Eleição de dirigentes - posicionamento do conselheiro

Com os eventos ocorridos nesta última semana, alusivos à Ação Civil Pública movida pela ADCAP, versando sobre a não observância da Lei nº 13.303/2016 na última eleição de Vice-Presidentes ocorrida na Empresa, temos respondido muitas questões de colegas sobre nosso posicionamento a respeito do tema, providências adotadas pelo conselheiro após a eleição etc. Nesta postagem, procuraremos trazer a resposta para algumas das questões que mais se repetiram.

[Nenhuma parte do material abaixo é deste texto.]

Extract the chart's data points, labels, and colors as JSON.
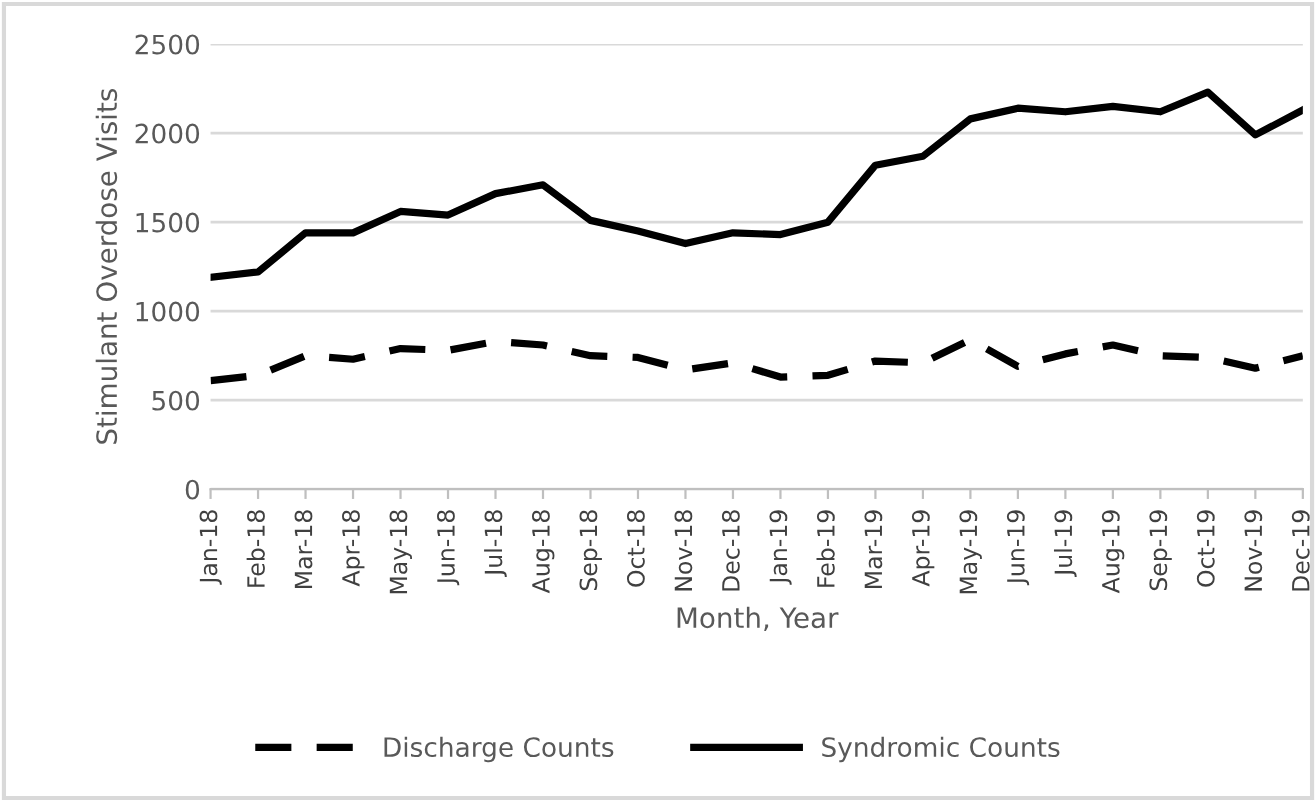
{
  "chart_data": {
    "type": "line",
    "xlabel": "Month, Year",
    "ylabel": "Stimulant Overdose Visits",
    "categories": [
      "Jan-18",
      "Feb-18",
      "Mar-18",
      "Apr-18",
      "May-18",
      "Jun-18",
      "Jul-18",
      "Aug-18",
      "Sep-18",
      "Oct-18",
      "Nov-18",
      "Dec-18",
      "Jan-19",
      "Feb-19",
      "Mar-19",
      "Apr-19",
      "May-19",
      "Jun-19",
      "Jul-19",
      "Aug-19",
      "Sep-19",
      "Oct-19",
      "Nov-19",
      "Dec-19"
    ],
    "series": [
      {
        "name": "Discharge Counts",
        "color": "#000000",
        "line_style": "dashed",
        "values": [
          610,
          640,
          750,
          730,
          790,
          780,
          830,
          810,
          750,
          740,
          670,
          710,
          630,
          640,
          720,
          710,
          840,
          690,
          760,
          810,
          750,
          740,
          680,
          750
        ]
      },
      {
        "name": "Syndromic Counts",
        "color": "#000000",
        "line_style": "solid",
        "values": [
          1190,
          1220,
          1440,
          1440,
          1560,
          1540,
          1660,
          1710,
          1510,
          1450,
          1380,
          1440,
          1430,
          1500,
          1820,
          1870,
          2080,
          2140,
          2120,
          2150,
          2120,
          2230,
          1990,
          2130
        ]
      }
    ],
    "ylim": [
      0,
      2500
    ],
    "yticks": [
      0,
      500,
      1000,
      1500,
      2000,
      2500
    ],
    "grid": "y",
    "legend": "bottom",
    "marker": "none"
  }
}
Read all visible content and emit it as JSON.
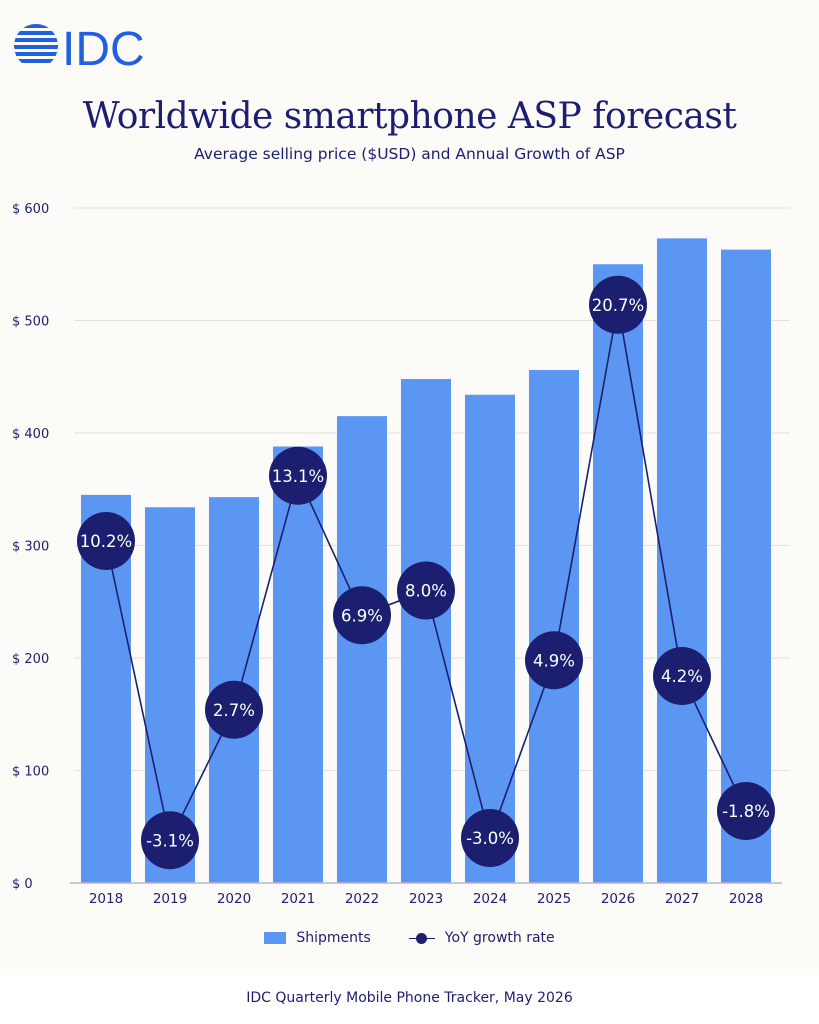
{
  "brand": {
    "logo_text": "IDC",
    "color": "#1f5fe0"
  },
  "colors": {
    "bar": "#5b97f2",
    "line": "#1c1f70",
    "grid": "#e4e2de",
    "text": "#1c1f70"
  },
  "chart_data": {
    "type": "bar",
    "title": "Worldwide smartphone ASP forecast",
    "subtitle": "Average selling price ($USD) and Annual Growth of ASP",
    "categories": [
      "2018",
      "2019",
      "2020",
      "2021",
      "2022",
      "2023",
      "2024",
      "2025",
      "2026",
      "2027",
      "2028"
    ],
    "series": [
      {
        "name": "Shipments",
        "type": "bar",
        "values": [
          345,
          334,
          343,
          388,
          415,
          448,
          434,
          456,
          550,
          573,
          563
        ]
      },
      {
        "name": "YoY growth rate",
        "type": "line",
        "values": [
          10.2,
          -3.1,
          2.7,
          13.1,
          6.9,
          8.0,
          -3.0,
          4.9,
          20.7,
          4.2,
          -1.8
        ],
        "labels": [
          "10.2%",
          "-3.1%",
          "2.7%",
          "13.1%",
          "6.9%",
          "8.0%",
          "-3.0%",
          "4.9%",
          "20.7%",
          "4.2%",
          "-1.8%"
        ]
      }
    ],
    "ylim": [
      0,
      600
    ],
    "yticks": [
      0,
      100,
      200,
      300,
      400,
      500,
      600
    ],
    "ytick_labels": [
      "$ 0",
      "$ 100",
      "$ 200",
      "$ 300",
      "$ 400",
      "$ 500",
      "$ 600"
    ],
    "grid": true,
    "legend": "bottom"
  },
  "source": "IDC Quarterly Mobile Phone Tracker, May 2026"
}
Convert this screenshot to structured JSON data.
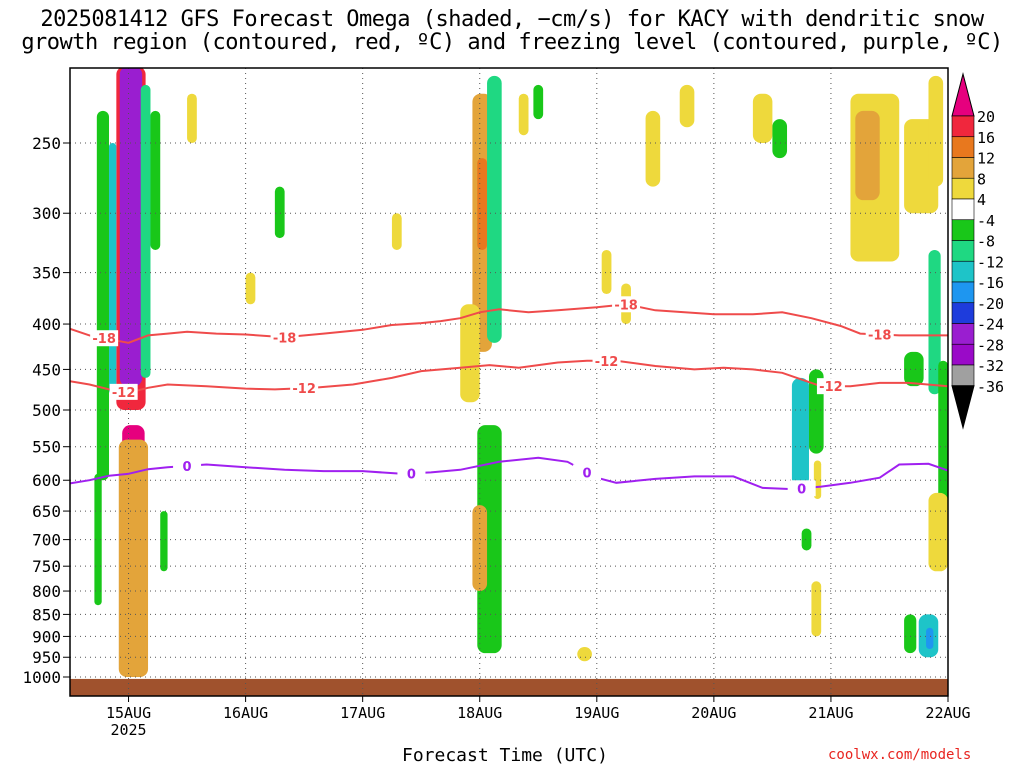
{
  "title": {
    "line1": "2025081412 GFS Forecast Omega (shaded, −cm/s) for KACY with dendritic snow",
    "line2": "growth region (contoured, red, ºC) and freezing level (contoured, purple, ºC)"
  },
  "xlabel": "Forecast Time (UTC)",
  "credit": "coolwx.com/models",
  "chart_data": {
    "type": "heatmap",
    "title": "2025081412 GFS Forecast Omega (shaded, −cm/s) for KACY with dendritic snow growth region (contoured, red, ºC) and freezing level (contoured, purple, ºC)",
    "xlabel": "Forecast Time (UTC)",
    "ylabel": "",
    "x_ticks": [
      "15AUG\n2025",
      "16AUG",
      "17AUG",
      "18AUG",
      "19AUG",
      "20AUG",
      "21AUG",
      "22AUG"
    ],
    "x_tick_hours": [
      12,
      36,
      60,
      84,
      108,
      132,
      156,
      180
    ],
    "xlim_hours": [
      0,
      180
    ],
    "y_ticks": [
      250,
      300,
      350,
      400,
      450,
      500,
      550,
      600,
      650,
      700,
      750,
      800,
      850,
      900,
      950,
      1000
    ],
    "ylim": [
      200,
      1010
    ],
    "y_scale": "log-pressure",
    "grid": true,
    "colorbar": {
      "labels": [
        20,
        16,
        12,
        8,
        4,
        -4,
        -8,
        -12,
        -16,
        -20,
        -24,
        -28,
        -32,
        -36
      ],
      "levels": [
        {
          "from": 20,
          "to": 24,
          "color": "#e6007e"
        },
        {
          "from": 16,
          "to": 20,
          "color": "#f0273d"
        },
        {
          "from": 12,
          "to": 16,
          "color": "#e8781e"
        },
        {
          "from": 8,
          "to": 12,
          "color": "#e3a43a"
        },
        {
          "from": 4,
          "to": 8,
          "color": "#eed93c"
        },
        {
          "from": -4,
          "to": 4,
          "color": "#ffffff"
        },
        {
          "from": -8,
          "to": -4,
          "color": "#19c719"
        },
        {
          "from": -12,
          "to": -8,
          "color": "#1fd882"
        },
        {
          "from": -16,
          "to": -12,
          "color": "#1ec4c8"
        },
        {
          "from": -20,
          "to": -16,
          "color": "#1e96f0"
        },
        {
          "from": -24,
          "to": -20,
          "color": "#1e3cdc"
        },
        {
          "from": -28,
          "to": -24,
          "color": "#9a1ed0"
        },
        {
          "from": -32,
          "to": -28,
          "color": "#9a0ac8"
        },
        {
          "from": -36,
          "to": -32,
          "color": "#a0a0a0"
        },
        {
          "from": -40,
          "to": -36,
          "color": "#000000"
        }
      ]
    },
    "omega_patches": [
      {
        "t": [
          9.5,
          15.5
        ],
        "p": [
          205,
          500
        ],
        "value": 18
      },
      {
        "t": [
          11.2,
          13.8
        ],
        "p": [
          205,
          470
        ],
        "value": -38
      },
      {
        "t": [
          10.2,
          14.8
        ],
        "p": [
          205,
          470
        ],
        "value": -26
      },
      {
        "t": [
          10.7,
          15.3
        ],
        "p": [
          520,
          980
        ],
        "value": 22
      },
      {
        "t": [
          10,
          16
        ],
        "p": [
          540,
          1000
        ],
        "value": 9
      },
      {
        "t": [
          5.5,
          8
        ],
        "p": [
          230,
          600
        ],
        "value": -6
      },
      {
        "t": [
          8,
          9.5
        ],
        "p": [
          250,
          480
        ],
        "value": -14
      },
      {
        "t": [
          14.5,
          16.5
        ],
        "p": [
          215,
          460
        ],
        "value": -10
      },
      {
        "t": [
          16.5,
          18.5
        ],
        "p": [
          230,
          330
        ],
        "value": -6
      },
      {
        "t": [
          5,
          6.5
        ],
        "p": [
          590,
          830
        ],
        "value": -6
      },
      {
        "t": [
          18.5,
          20
        ],
        "p": [
          650,
          760
        ],
        "value": -6
      },
      {
        "t": [
          82.5,
          86.5
        ],
        "p": [
          220,
          430
        ],
        "value": 10
      },
      {
        "t": [
          83.5,
          85.5
        ],
        "p": [
          260,
          330
        ],
        "value": 14
      },
      {
        "t": [
          85.5,
          88.5
        ],
        "p": [
          210,
          420
        ],
        "value": -12
      },
      {
        "t": [
          83.5,
          88.5
        ],
        "p": [
          520,
          940
        ],
        "value": -6
      },
      {
        "t": [
          82.5,
          85.5
        ],
        "p": [
          640,
          800
        ],
        "value": 8
      },
      {
        "t": [
          80,
          84
        ],
        "p": [
          380,
          490
        ],
        "value": 6
      },
      {
        "t": [
          160,
          170
        ],
        "p": [
          220,
          340
        ],
        "value": 6
      },
      {
        "t": [
          161,
          166
        ],
        "p": [
          230,
          290
        ],
        "value": 10
      },
      {
        "t": [
          171,
          178
        ],
        "p": [
          235,
          300
        ],
        "value": 6
      },
      {
        "t": [
          148,
          151.5
        ],
        "p": [
          460,
          610
        ],
        "value": -14
      },
      {
        "t": [
          151.5,
          154.5
        ],
        "p": [
          450,
          560
        ],
        "value": -8
      },
      {
        "t": [
          152.5,
          154
        ],
        "p": [
          570,
          630
        ],
        "value": 6
      },
      {
        "t": [
          174,
          178
        ],
        "p": [
          850,
          950
        ],
        "value": -14
      },
      {
        "t": [
          175.5,
          177
        ],
        "p": [
          880,
          930
        ],
        "value": -20
      },
      {
        "t": [
          176,
          178.5
        ],
        "p": [
          330,
          480
        ],
        "value": -10
      },
      {
        "t": [
          171,
          175
        ],
        "p": [
          430,
          470
        ],
        "value": -6
      },
      {
        "t": [
          171,
          173.5
        ],
        "p": [
          850,
          940
        ],
        "value": -8
      },
      {
        "t": [
          178,
          180
        ],
        "p": [
          440,
          740
        ],
        "value": -6
      },
      {
        "t": [
          176,
          180
        ],
        "p": [
          620,
          760
        ],
        "value": 6
      },
      {
        "t": [
          104,
          107
        ],
        "p": [
          925,
          960
        ],
        "value": 6
      },
      {
        "t": [
          140,
          144
        ],
        "p": [
          220,
          250
        ],
        "value": 6
      },
      {
        "t": [
          144,
          147
        ],
        "p": [
          235,
          260
        ],
        "value": -6
      },
      {
        "t": [
          109,
          111
        ],
        "p": [
          330,
          370
        ],
        "value": 6
      },
      {
        "t": [
          113,
          115
        ],
        "p": [
          360,
          400
        ],
        "value": 6
      },
      {
        "t": [
          118,
          121
        ],
        "p": [
          230,
          280
        ],
        "value": 6
      },
      {
        "t": [
          125,
          128
        ],
        "p": [
          215,
          240
        ],
        "value": 6
      },
      {
        "t": [
          95,
          97
        ],
        "p": [
          215,
          235
        ],
        "value": -6
      },
      {
        "t": [
          92,
          94
        ],
        "p": [
          220,
          245
        ],
        "value": 6
      },
      {
        "t": [
          66,
          68
        ],
        "p": [
          300,
          330
        ],
        "value": 6
      },
      {
        "t": [
          42,
          44
        ],
        "p": [
          280,
          320
        ],
        "value": -6
      },
      {
        "t": [
          36,
          38
        ],
        "p": [
          350,
          380
        ],
        "value": 6
      },
      {
        "t": [
          24,
          26
        ],
        "p": [
          220,
          250
        ],
        "value": 6
      },
      {
        "t": [
          150,
          152
        ],
        "p": [
          680,
          720
        ],
        "value": -6
      },
      {
        "t": [
          152,
          154
        ],
        "p": [
          780,
          900
        ],
        "value": 6
      },
      {
        "t": [
          176,
          179
        ],
        "p": [
          210,
          280
        ],
        "value": 6
      }
    ],
    "series": [
      {
        "name": "-18",
        "color": "#ef4b4b",
        "label_at_hours": [
          7,
          44,
          114,
          166
        ],
        "t": [
          0,
          4,
          8,
          12,
          16,
          20,
          24,
          30,
          36,
          44,
          52,
          60,
          66,
          72,
          76,
          80,
          84,
          88,
          94,
          100,
          108,
          114,
          120,
          126,
          132,
          140,
          146,
          152,
          158,
          162,
          170,
          180
        ],
        "p": [
          405,
          412,
          416,
          420,
          412,
          410,
          408,
          410,
          411,
          414,
          410,
          406,
          401,
          399,
          397,
          394,
          388,
          385,
          388,
          386,
          383,
          380,
          386,
          388,
          390,
          390,
          388,
          394,
          402,
          410,
          412,
          412
        ]
      },
      {
        "name": "-12",
        "color": "#ef4b4b",
        "label_at_hours": [
          11,
          48,
          110,
          156
        ],
        "t": [
          0,
          4,
          8,
          12,
          16,
          20,
          28,
          36,
          42,
          50,
          58,
          66,
          72,
          80,
          86,
          92,
          100,
          106,
          112,
          120,
          128,
          134,
          140,
          146,
          150,
          154,
          160,
          166,
          172,
          180
        ],
        "p": [
          464,
          468,
          474,
          478,
          472,
          468,
          470,
          473,
          474,
          472,
          468,
          460,
          452,
          448,
          445,
          448,
          442,
          440,
          440,
          446,
          450,
          448,
          450,
          454,
          462,
          470,
          470,
          466,
          466,
          470
        ]
      },
      {
        "name": "0",
        "color": "#a020f0",
        "label_at_hours": [
          24,
          70,
          106,
          150
        ],
        "t": [
          0,
          4,
          8,
          12,
          16,
          20,
          28,
          36,
          44,
          52,
          60,
          68,
          74,
          80,
          88,
          96,
          102,
          108,
          112,
          120,
          128,
          136,
          142,
          148,
          154,
          160,
          166,
          170,
          176,
          180
        ],
        "p": [
          605,
          600,
          593,
          590,
          583,
          580,
          576,
          580,
          584,
          586,
          586,
          590,
          588,
          584,
          572,
          566,
          572,
          596,
          604,
          598,
          594,
          594,
          612,
          614,
          610,
          604,
          596,
          576,
          575,
          585
        ]
      }
    ]
  }
}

1. Qual o posicionamento do conselheiro sobre o assunto?
Continuamos pensando da mesma forma que pensávamos quando proferimos nosso voto, em 03/08/2016, até porque nenhum fato novo nos foi trazido para modificar esse posicionamento, que concluiu pelo não atendimento dos requisitos da Lei nº 13.303/2016 pelos seis Vice-Presidentes então eleitos.

2. O posicionamento do conselheiro se baseia em que argumentos?
Nosso posicionamento se baseia no teor da Lei nº 13.303/2016 e nos currículos então apresentados. Um simples exame dos currículos (links a seguir), cotejando-os com as prescrições da Lei, pode corroborar facilmente esse entendimento, mostrando que não havia como considerar cumpridos os requisitos.
Currículos:

3. O simples fato de representar os trabalhadores no Conselho de Administração não teria levado o conselheiro a votar contra as indicações de pessoas de fora dos Correios para a Diretoria Executiva?
Não. Nosso voto foi técnico, baseado na Lei nº 13.303/2016, como pode ser observado diretamente nele. E foi seguido por outro conselheiro, que representava no Conselho de Administração o Ministério do Planejamento, Orçamento e Gestão, estrutura do Governo Federal que tem o papel de zelar pela boa governança na administração pública brasileira.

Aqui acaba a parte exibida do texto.